La suppression de la carte scolaire en France, en cours depuis 2007, suscite des remous dans les organisations telles que le Syndicat national des personnels de direction de l’éducation nationale (SNPDEN). Dans la dernière édition de son mensuel interne Direction, ce syndicat publie une enquête réalisée auprès de 2758 établissements scolaires entre le 9 et le 19 mars 2010
[1]. Elle comprend notamment les témoignages bruts des personnels intérrogés, recueillis auprès de ces établissements.
Les quotidiens nationaux, porte-voix des syndicats
Les grands quotidiens nationaux se sont bien évidemment érigés en porte-voix de ce syndicat, reprenant les conclusions de l’étude en question, sans pratiquement faire preuve d’esprit critique ni de mise en perspective, on citera par exemple Le Monde du 7 mai 2010 :
« "Le système n’est pas à feu et à sang, puisque 60 % des chefs d’établissement disent ne pas ressentir les effets de cette ouverture. En revanche, si l’on s’intéresse aux 20 % qui vivent au quotidien les conséquences directes, le bilan est plus inquiétant", explique Philippe Tournier, secrétaire général du SNPDEN.
[..]
Un millier d’établissements seraient en train de glisser d’un équilibre précaire vers le camp des "difficiles". Ces établissements un peu défavorisés sont 37 % à enregistrer une "homogénéisation" de leur population. Peu à peu, ils sont fuis par les classes moyennes et colonisés par les élèves venus de collèges en voie de ghettoïsation. »
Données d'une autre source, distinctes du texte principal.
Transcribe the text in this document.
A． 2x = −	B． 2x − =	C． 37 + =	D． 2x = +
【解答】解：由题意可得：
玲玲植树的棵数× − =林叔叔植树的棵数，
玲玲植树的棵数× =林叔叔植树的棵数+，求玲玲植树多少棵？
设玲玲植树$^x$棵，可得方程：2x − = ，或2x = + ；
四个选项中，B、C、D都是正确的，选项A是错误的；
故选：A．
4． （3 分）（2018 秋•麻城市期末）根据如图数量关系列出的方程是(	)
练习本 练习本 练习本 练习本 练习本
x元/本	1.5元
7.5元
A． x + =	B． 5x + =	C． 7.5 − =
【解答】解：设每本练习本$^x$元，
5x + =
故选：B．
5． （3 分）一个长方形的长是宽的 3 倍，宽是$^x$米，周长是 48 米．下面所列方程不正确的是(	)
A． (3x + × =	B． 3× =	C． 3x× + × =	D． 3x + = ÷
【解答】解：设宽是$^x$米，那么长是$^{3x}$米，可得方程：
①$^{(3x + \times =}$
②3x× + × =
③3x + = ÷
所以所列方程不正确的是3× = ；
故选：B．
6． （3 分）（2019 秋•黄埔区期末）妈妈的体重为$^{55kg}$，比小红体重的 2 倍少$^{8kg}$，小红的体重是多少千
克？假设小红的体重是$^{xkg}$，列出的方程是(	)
Il en est de même par ailleurs d’un article du quotidien Libération daté du même jour, ou même d’un autre de Slate.fr. Le lecteur restera sur sa faim quand à l’analyse de ce fameux rapport qui semble désormais faire foi sur la situation post-suppression de la carte scolaire, faute d’autre enquête disponible. C’est d’ailleurs ce que le Ministère de l’Education Nationale concède mollement expliquant notamment que l’absence d’étude d’impact sur une de ses propres mesures est due au fait que « il n’y a pas de choses encore suffisamment saillantes pour pouvoir en tirer des conclusions suffisamment significatives pour aller au-delà de ce qu’on a fait jusqu’ici » [2]. Le débat attendra donc les conclusions des cerveaux du Ministère.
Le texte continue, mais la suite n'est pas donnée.